SANTA CLARA, Calif. Motorola Inc. here today disclosed new details about its internal nano-imprint lithography program, claiming it has demonstrated the ability to print feature sizes down to 30-nm with a tool from a U.S. startup.
Douglas Resnick, a manager at Motorola Labs in Tempe, Ariz., said the lab is using a tool from startup Molecular Imprints Inc. (MII, Austin, Texas) to demonstrate the feasibility of nano-imprint lithography in future device production.
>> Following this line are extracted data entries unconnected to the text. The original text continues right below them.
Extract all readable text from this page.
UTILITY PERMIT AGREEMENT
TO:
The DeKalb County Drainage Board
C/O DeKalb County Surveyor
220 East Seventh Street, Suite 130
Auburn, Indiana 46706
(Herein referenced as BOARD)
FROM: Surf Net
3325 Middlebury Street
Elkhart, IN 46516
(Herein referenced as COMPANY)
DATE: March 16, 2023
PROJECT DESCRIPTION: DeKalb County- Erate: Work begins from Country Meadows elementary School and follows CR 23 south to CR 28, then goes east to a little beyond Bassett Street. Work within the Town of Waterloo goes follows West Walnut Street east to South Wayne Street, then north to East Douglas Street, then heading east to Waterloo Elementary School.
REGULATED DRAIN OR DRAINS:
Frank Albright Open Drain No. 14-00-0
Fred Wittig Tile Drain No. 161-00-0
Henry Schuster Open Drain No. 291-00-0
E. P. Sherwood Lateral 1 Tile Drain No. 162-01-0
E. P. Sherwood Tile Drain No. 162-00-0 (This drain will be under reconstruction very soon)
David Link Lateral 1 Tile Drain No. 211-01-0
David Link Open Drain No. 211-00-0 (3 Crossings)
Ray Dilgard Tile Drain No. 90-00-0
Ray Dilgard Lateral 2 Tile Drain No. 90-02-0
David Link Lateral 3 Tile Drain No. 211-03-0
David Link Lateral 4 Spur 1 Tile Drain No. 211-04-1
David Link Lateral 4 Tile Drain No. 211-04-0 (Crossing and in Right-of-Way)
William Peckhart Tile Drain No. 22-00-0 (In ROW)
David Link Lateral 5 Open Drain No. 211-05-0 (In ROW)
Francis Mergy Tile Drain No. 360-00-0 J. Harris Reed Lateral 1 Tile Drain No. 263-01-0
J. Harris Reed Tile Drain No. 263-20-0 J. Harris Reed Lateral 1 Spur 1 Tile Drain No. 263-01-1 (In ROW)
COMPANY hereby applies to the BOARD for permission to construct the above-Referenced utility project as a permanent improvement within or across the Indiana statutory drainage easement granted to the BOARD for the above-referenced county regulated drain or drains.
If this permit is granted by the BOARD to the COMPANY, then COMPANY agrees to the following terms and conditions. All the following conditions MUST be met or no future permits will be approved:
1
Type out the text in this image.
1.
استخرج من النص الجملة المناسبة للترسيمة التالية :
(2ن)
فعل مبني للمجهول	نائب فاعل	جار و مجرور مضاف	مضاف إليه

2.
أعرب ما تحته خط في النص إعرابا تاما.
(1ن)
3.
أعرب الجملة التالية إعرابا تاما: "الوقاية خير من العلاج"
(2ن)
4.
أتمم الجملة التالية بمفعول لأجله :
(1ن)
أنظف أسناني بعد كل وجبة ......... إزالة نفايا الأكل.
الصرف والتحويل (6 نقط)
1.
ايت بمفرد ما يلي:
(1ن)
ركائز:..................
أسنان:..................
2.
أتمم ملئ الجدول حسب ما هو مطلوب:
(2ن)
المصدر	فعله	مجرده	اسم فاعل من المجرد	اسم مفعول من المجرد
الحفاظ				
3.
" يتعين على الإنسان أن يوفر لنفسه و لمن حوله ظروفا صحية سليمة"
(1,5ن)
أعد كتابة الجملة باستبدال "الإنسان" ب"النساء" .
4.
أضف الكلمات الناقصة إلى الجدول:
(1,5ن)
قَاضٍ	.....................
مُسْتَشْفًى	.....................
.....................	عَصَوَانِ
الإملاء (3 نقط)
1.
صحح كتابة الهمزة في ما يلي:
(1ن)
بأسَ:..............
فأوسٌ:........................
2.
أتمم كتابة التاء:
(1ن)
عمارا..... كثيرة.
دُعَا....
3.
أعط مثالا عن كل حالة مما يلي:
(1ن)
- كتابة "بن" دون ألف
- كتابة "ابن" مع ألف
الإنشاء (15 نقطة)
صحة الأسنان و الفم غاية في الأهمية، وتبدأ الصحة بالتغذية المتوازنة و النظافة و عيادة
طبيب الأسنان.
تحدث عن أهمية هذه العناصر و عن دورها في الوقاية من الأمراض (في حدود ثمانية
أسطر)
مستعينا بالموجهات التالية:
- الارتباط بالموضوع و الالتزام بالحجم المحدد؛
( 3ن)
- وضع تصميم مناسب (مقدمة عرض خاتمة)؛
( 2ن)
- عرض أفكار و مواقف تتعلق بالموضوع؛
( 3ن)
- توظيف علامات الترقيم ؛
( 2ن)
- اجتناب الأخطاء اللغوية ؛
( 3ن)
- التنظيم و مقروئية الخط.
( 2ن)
Last year, MII rolled out a nano-imprint tool geared for sub-100-nm designs.
Motorola has printed 100- to 30-nm images with the tool from MII. Resnick showed a cross section of a template which demonstrated a 30-nm imprinted feature. "We are also making holes and pillars very nicely," Resnick said during a presentation at the SPIE Microlithography conference here.
"Is nano-imprint just a lab curiosity? I don't think so," he said. "It's viable. But is it a real next-generation lithography candidate? Of course not."
Some believe nano-imprint lithography is geared for niche-oriented applications, such as MEMS and related devices. There are several problems with nano-imprint lithography, namely defects and alignment accuracy.
"I don't think the problem is overlay," he declared. "The real problem is the infrastructure," he said, referring to the ability to make photomasks and resists for the technology.